23.4.21

Sexo, religião, habitação: críticas a Censos “feitos à pressa” não páram

Maria João Lopes, in Público on-line

Mais de três milhões de pessoas já responderam, mas levantamento continua a motivar discussão.

Críticas em relação aos critérios para identificação de pessoas em situação de sem-abrigo. Críticas à ausência de questões sobre identidade de género e orientação sexual. Alertas sobre a lista de religiões e, ainda, sobre eventuais dificuldades da comunidade imigrante no preenchimento do inquérito. Na quinta-feira, já havia respostas de 1.521.806 alojamentos de residência habitual e de 3.755.019 pessoas, segundo dados que vão sendo actualizados no site do Instituto Nacional de Estatística (INE). Porém, e já depois de a ILGA Portugal e o BE terem apontado o dedo à “invisibilidade das pessoas lésbicas, gays, bissexuais, ‘trans’ e intersexo no Censos de 2021”, a discussão em torno do processo continua e mais chamadas de atenção surgem. “Parece-me uma coisa feita à pressa, sem grande interesse em perceber qual a dimensão da diversidade que existe em Portugal”, diz a antropóloga, professora universitária e investigadora do Centro em Rede de Investigação em Antropologia, do ISCTE-IUL, Cristina Santinho.
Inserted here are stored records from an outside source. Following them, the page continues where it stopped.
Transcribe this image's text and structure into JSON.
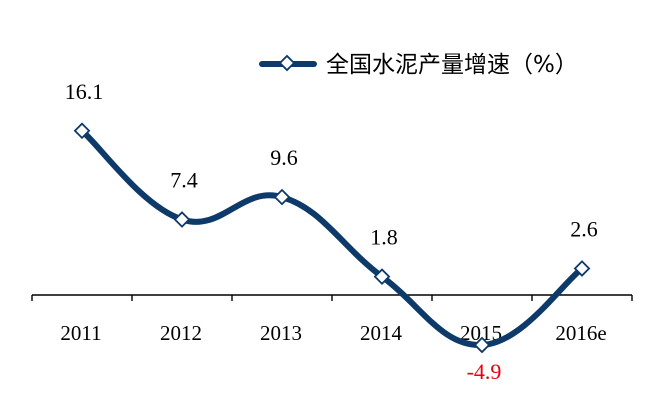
{
  "chart_data": {
    "type": "line",
    "categories": [
      "2011",
      "2012",
      "2013",
      "2014",
      "2015",
      "2016e"
    ],
    "series": [
      {
        "name": "全国水泥产量增速（%）",
        "values": [
          16.1,
          7.4,
          9.6,
          1.8,
          -4.9,
          2.6
        ],
        "data_labels": [
          "16.1",
          "7.4",
          "9.6",
          "1.8",
          "-4.9",
          "2.6"
        ]
      }
    ],
    "ylim": [
      -7,
      19
    ],
    "grid": false,
    "legend_placement": "top-right",
    "colors": {
      "line": "#0e3a6a",
      "marker_fill": "#ffffff",
      "axis": "#000000",
      "label": "#000000",
      "negative_label": "#e8000b"
    }
  }
}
Foi já na semana passada que Manuel Grilo, com o pelouro da Educação e Direitos Sociais da Câmara Municipal de Lisboa, escreveu ao presidente do INE um email mostrando preocupação com os critérios para identificação das pessoas em situação de sem abrigo e defendendo a inclusão das “que se encontrem em respostas de alojamento temporário, de emergência, de transição, apartamentos partilhados, entre outras”.

Tendo em conta o “esforço” de “aprofundamento” das “respostas públicas”, dizia não poder “anuir com qualquer metodologia que desvirtue esta realidade”: “Evidencia-se que o número de pessoas em rua é bastante menor do que o número de pessoas que estão em respostas sociais, decorrentes de acompanhamento e encaminhamento, mas que não alteram a circunstância de permanecerem na situação de sem abrigo”. Manuel Grilo – que lembrava que este recenseamento em particular estava previsto acontecer entre 18 e 19 de Abril, em colaboração, por exemplo, com os Núcleos de Planeamento e Intervenção Sem-Abrigo – manifestava “discordância com qualquer abordagem que enviese o conhecimento da realidade”.

Os bloquistas enviaram também uma pergunta à ministra de Estado e da Presidência sobre se “o entendimento” do Censos 2021 “relativamente às pessoas em situação de sem-abrigo é o da identificação de pessoas sem tecto e não de pessoas sem casa” e se “está o Governo disponível para diligenciar junto do INE para que o critério de identificação das pessoas em situação de sem-abrigo” permita incluir as outras situações referidas.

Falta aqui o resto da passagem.